Evaluating the Correlation Between Pediatric Exposure Rates and Common Body Size Surrogates in Fluoroscopy
Abstract
Purpose
To assess correlations between pediatric radiation exposure rates and commonly used body size surrogates, anteroposterior (AP) or lateral (LAT) thickness, weight, height, body mass index (BMI), body surface area (BSA), and age—for general fluoroscopy (GF) and fluoroscopically guided interventional (FGI) examinations, and to identify the most predictive surrogate for dose optimization across pediatric body sizes.
Methods
This retrospective study included 6,447 GF examinations from 4,452 pediatric patients and 2,968 cardiac FGI examinations from 1,471 patients, aged birth to 21 years.
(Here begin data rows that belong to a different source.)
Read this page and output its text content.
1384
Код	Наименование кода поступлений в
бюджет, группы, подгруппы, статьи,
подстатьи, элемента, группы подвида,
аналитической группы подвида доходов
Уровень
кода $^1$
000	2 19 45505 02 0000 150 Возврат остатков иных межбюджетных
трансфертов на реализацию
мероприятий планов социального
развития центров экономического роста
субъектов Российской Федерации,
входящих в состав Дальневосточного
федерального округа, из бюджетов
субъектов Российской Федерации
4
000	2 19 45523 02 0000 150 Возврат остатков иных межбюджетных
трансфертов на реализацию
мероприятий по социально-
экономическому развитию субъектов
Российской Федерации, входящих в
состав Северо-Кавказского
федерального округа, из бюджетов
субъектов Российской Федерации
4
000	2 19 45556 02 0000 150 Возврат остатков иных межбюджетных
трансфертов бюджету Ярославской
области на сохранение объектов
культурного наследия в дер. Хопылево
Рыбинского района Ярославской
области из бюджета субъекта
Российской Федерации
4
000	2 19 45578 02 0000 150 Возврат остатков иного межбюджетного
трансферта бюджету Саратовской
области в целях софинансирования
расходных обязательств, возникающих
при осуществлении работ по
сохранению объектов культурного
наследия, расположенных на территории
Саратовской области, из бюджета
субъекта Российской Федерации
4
Reference air kerma (RAK) data from a dose monitoring database were calibrated to within ±5% accuracy. Exposure rate was defined as RAK divided by total fluoroscopy time. Body size surrogates (AP/LAT thickness, age, weight, height, BMI, and BSA) were extracted or calculated. Pearson correlation coefficients were computed between log-transformed exposure rates and each surrogate, with Steiger’s Z-test used to compare dependent correlations.
Results
For GF examinations, AP thickness correlated most strongly with exposure rate (r = 0.691), followed by BSA (r = 0.574) and weight (r = 0.568). BMI showed the weakest correlation (r = 0.446). For FGI examinations, weight demonstrated the highest correlation with exposure rate in both frontal (r = 0.689) and lateral (r = 0.794) planes, with BSA and LAT thickness performing similarly. All other correlations were significantly lower (p < 0.001). The superior performance of AP thickness in GF reflects its direct relationship to x-ray attenuation, whereas variable geometry and positioning during FGI favor weight as a more stable predictor.
Conclusion
AP thickness is the most predictive size surrogate for pediatric GF, while weight is most reliable for cardiac FGI. Modality-specific size metrics improve pediatric dose optimization and support consistent exposure management across patient sizes.